Schaller, B., & Graf, R. (2002). Cerebral ischemic preconditioning - An experimental phenomenon or a clinical important entity of stroke prevention? Journal of Neurology, 249(11), 1503-1511.


Zitierlink: http://hdl.handle.net/11858/00-001M-0000-0026-D2E4-2
Zusammenfassung
Copyright 2002 Springer Verlag
Neurons can be preconditioned by various procedures to resist ischemic events. The preconditioning mechanism induced is characterized by a brief episode of ischemia that renders the brain more resistant against subsequent longer ischemic events. This ischemic tolerance has been shown in numerous experimental models of cerebral ischemia.

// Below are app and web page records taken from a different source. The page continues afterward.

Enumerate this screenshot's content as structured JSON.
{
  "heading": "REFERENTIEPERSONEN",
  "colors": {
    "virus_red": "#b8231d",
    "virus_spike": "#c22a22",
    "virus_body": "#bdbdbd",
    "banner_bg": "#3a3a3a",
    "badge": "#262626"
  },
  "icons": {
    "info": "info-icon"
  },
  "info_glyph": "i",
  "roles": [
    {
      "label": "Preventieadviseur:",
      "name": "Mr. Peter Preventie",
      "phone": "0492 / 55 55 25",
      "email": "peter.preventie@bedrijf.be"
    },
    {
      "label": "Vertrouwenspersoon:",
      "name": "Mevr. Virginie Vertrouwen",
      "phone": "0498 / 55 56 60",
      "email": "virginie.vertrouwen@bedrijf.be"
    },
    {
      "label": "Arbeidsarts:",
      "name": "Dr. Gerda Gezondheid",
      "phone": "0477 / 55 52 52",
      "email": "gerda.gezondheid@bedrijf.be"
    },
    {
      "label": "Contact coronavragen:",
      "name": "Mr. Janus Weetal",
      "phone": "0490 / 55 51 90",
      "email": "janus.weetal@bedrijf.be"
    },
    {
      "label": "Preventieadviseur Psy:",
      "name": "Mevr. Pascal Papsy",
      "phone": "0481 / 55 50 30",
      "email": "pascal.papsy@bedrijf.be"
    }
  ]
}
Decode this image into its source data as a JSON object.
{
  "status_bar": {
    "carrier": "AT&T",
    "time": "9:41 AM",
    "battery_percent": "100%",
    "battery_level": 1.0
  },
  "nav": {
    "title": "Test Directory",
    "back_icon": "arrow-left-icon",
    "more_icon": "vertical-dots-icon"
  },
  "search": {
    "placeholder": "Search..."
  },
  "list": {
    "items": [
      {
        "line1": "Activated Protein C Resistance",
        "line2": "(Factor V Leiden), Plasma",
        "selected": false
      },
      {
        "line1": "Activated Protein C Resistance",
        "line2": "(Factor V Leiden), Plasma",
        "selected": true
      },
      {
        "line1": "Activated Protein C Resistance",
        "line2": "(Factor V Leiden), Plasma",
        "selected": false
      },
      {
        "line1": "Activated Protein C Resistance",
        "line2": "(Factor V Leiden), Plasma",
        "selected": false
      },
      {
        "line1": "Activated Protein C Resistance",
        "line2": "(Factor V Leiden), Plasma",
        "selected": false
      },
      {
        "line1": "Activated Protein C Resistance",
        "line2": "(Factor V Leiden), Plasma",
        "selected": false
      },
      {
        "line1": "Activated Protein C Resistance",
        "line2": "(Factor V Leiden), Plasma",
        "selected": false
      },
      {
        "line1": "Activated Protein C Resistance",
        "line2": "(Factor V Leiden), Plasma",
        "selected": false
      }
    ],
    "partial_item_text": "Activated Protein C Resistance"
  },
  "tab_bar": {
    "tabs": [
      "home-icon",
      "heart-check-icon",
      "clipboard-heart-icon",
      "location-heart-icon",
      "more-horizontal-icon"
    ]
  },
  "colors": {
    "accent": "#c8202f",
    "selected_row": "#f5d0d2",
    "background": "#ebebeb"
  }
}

The basic molecular mechanisms of ischemic tolerance are largely unknown. During the induction phase N-methyl-O-aspartate and adenosine receptors and, possibly, oxygen free radicals and conservation of energy metabolism are required. Protein kinases, transcription factors, and immediate early genes appear to transduce the signal into a tolerant response. Although the mechanism of ischemic tolerance remains uncertain, its discovery provides the focus for further understanding of the mechanism of endogenous neuroprotection and the potential of novel therapeutic strategies for neuroprotection. Such neuroprotective strategies may extend beyond ischemic tolerance to include other brain injury states as well.